Uscire sul piazzale della stazione e trovarti davanti la città. Nuova. Come ti è successo un giorno d’inverno a Bolzano. Come a Torino Porta Nuova. A Termini quando arrivasti a Roma per lavoro. E guardavi le città con curiosità, con leggero timore. E speranza. Tanta. Erano lì, ancora sconosciute.

Osservi il viaggiatore con la valigia che sbarca a Brignole, si affaccia sulla piazza e non sa. Come se le strade quasi non esistessero e dovessero aprirsi davanti ai suoi passi.

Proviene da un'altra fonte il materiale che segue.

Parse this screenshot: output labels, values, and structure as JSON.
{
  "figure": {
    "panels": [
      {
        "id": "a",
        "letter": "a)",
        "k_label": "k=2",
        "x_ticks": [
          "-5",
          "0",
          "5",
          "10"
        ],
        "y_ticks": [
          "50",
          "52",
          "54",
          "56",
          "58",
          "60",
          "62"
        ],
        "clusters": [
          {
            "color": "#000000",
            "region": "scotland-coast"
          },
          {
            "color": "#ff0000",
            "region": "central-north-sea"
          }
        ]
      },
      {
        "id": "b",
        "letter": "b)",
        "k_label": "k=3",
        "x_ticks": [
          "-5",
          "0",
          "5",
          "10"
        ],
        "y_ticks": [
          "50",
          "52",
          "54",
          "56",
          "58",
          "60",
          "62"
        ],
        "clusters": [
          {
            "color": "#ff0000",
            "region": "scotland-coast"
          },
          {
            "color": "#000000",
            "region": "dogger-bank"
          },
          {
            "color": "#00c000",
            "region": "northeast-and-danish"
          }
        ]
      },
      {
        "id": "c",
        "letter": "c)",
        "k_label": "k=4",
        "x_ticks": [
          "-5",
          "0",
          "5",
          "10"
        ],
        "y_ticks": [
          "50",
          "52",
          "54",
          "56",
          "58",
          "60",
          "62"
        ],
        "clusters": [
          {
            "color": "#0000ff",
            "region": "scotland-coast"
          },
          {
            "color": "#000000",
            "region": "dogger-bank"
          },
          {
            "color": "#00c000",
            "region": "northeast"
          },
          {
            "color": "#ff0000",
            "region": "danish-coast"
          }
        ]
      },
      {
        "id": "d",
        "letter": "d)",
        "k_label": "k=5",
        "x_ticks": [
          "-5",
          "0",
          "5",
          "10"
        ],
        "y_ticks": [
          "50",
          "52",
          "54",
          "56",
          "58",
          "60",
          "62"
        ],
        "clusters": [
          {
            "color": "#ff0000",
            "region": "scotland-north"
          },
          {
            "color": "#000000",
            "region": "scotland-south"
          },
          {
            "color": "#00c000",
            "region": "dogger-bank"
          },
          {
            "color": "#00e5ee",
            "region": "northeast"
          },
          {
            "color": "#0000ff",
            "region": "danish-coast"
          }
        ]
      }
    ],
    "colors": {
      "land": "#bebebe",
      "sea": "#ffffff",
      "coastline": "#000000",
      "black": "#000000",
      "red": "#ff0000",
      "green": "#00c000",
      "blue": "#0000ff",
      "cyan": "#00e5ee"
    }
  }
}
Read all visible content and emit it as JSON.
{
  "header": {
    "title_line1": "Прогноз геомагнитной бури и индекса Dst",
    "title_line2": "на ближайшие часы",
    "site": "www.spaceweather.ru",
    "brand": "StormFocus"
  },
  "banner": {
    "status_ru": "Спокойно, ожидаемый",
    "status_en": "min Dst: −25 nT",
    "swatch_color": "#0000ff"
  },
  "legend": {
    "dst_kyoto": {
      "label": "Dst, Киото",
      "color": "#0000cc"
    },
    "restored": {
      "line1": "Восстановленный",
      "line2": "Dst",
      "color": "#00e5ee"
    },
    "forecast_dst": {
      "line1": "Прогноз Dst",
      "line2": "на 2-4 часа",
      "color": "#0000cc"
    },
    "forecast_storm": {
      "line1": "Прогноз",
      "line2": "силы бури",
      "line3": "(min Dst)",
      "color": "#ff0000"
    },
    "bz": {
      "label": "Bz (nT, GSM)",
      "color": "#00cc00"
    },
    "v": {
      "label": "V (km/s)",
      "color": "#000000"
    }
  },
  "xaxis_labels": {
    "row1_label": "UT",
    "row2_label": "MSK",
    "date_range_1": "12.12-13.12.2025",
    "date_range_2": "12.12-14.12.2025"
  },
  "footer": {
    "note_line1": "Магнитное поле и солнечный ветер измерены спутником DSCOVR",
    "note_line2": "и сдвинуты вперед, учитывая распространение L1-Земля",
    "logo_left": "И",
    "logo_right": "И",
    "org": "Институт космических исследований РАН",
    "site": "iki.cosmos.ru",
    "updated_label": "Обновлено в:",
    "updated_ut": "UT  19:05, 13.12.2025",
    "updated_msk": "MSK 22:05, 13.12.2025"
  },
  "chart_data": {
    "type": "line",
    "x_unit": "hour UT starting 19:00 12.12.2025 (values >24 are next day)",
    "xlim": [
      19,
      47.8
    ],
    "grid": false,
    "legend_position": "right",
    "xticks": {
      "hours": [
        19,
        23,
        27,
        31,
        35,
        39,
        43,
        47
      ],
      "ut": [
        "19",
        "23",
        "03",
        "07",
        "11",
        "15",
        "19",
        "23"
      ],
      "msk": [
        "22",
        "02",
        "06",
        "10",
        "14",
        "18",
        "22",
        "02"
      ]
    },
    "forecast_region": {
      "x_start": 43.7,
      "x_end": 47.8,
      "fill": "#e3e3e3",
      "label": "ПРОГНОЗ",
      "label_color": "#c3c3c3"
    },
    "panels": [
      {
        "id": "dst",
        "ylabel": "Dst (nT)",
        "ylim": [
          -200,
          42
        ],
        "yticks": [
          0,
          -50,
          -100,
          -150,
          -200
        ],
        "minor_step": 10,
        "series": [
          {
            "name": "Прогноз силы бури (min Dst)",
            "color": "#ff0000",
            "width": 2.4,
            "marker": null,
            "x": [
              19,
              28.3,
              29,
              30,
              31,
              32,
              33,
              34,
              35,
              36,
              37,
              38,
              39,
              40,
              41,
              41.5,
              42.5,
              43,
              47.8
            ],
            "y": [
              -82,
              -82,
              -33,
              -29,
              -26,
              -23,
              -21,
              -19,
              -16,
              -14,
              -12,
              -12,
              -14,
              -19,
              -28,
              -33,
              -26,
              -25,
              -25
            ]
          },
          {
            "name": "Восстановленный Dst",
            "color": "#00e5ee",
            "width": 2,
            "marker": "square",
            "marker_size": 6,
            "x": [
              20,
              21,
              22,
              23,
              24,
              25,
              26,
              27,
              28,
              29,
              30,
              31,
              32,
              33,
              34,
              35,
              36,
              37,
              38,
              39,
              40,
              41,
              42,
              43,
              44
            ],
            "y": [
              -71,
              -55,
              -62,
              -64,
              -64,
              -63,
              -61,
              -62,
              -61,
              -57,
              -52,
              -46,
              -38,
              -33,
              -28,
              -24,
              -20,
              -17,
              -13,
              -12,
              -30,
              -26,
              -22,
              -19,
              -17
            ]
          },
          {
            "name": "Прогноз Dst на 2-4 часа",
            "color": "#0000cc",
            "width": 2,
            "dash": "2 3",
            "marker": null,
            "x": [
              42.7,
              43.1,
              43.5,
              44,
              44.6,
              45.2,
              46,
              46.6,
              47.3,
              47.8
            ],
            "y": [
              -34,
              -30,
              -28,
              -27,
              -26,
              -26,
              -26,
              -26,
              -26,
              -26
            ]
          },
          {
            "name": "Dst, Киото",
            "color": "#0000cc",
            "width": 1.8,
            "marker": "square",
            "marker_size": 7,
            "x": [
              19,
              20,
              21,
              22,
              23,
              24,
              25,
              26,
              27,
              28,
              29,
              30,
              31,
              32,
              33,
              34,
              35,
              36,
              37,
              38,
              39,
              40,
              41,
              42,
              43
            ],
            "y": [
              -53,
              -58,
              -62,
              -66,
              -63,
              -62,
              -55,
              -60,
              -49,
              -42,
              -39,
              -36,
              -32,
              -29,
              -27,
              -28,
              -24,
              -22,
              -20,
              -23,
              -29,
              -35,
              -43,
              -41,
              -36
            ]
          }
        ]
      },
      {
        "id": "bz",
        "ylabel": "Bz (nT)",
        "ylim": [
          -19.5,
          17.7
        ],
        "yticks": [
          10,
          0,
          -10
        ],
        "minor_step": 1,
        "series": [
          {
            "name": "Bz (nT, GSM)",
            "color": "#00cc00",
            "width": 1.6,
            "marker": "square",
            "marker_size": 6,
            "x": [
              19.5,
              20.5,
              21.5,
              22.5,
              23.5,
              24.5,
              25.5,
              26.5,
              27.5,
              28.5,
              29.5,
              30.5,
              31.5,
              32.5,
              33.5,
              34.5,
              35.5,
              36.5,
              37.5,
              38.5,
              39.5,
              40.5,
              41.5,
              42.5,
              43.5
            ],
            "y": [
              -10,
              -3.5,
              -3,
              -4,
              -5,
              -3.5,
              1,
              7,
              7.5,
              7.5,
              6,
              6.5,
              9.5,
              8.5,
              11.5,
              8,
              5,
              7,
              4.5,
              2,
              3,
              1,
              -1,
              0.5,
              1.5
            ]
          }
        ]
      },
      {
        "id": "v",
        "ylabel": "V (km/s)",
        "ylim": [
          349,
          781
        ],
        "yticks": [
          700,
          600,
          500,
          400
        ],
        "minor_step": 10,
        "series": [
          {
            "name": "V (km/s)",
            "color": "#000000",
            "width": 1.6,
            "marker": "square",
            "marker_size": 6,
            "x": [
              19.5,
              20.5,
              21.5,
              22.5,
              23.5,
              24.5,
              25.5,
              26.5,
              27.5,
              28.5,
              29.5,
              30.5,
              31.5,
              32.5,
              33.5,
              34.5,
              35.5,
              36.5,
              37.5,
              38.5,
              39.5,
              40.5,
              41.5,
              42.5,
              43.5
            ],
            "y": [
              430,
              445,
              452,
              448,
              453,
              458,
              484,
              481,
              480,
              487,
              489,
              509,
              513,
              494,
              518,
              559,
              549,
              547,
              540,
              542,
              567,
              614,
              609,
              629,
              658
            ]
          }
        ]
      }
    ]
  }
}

Lo osservi, quel viaggiatore, e vorresti essere lui. Non avere nessuno da cercare, niente da ricordare. Nessun percorso da ritrovare. Poter anche voltarsi, guardare il tabellone dei treni e ripartire.
E invece scegliere di tentare. Camminare in via Colombo e non sapere se andrà a destra o a sinistra, chiedersi dove porta salita della Tosse. Poi via Venti Settembre, piazza De Ferrari. E magari entrare, oppure no, nella chiesa del Gesù. Guardare le spezie nella vetrina dei vicoli e poter ancora dare un sapore, un odore a queste strade. Pensare che a Genova c’è sempre il sole, sempre il vento perché così era l’unico giorno che l’hai vista. Sempre la felicità, perfino.
Vorresti farlo davvero una volta, preparare la valigia e partire per andare dove già sei, nella tua città. Scendere dal treno e andare in un albergo. Guardarla dalla finestra e non soffrire.
Vorresti poter scegliere se amarla, odiarla. O semplicemente ignorarla. Ma non si può più.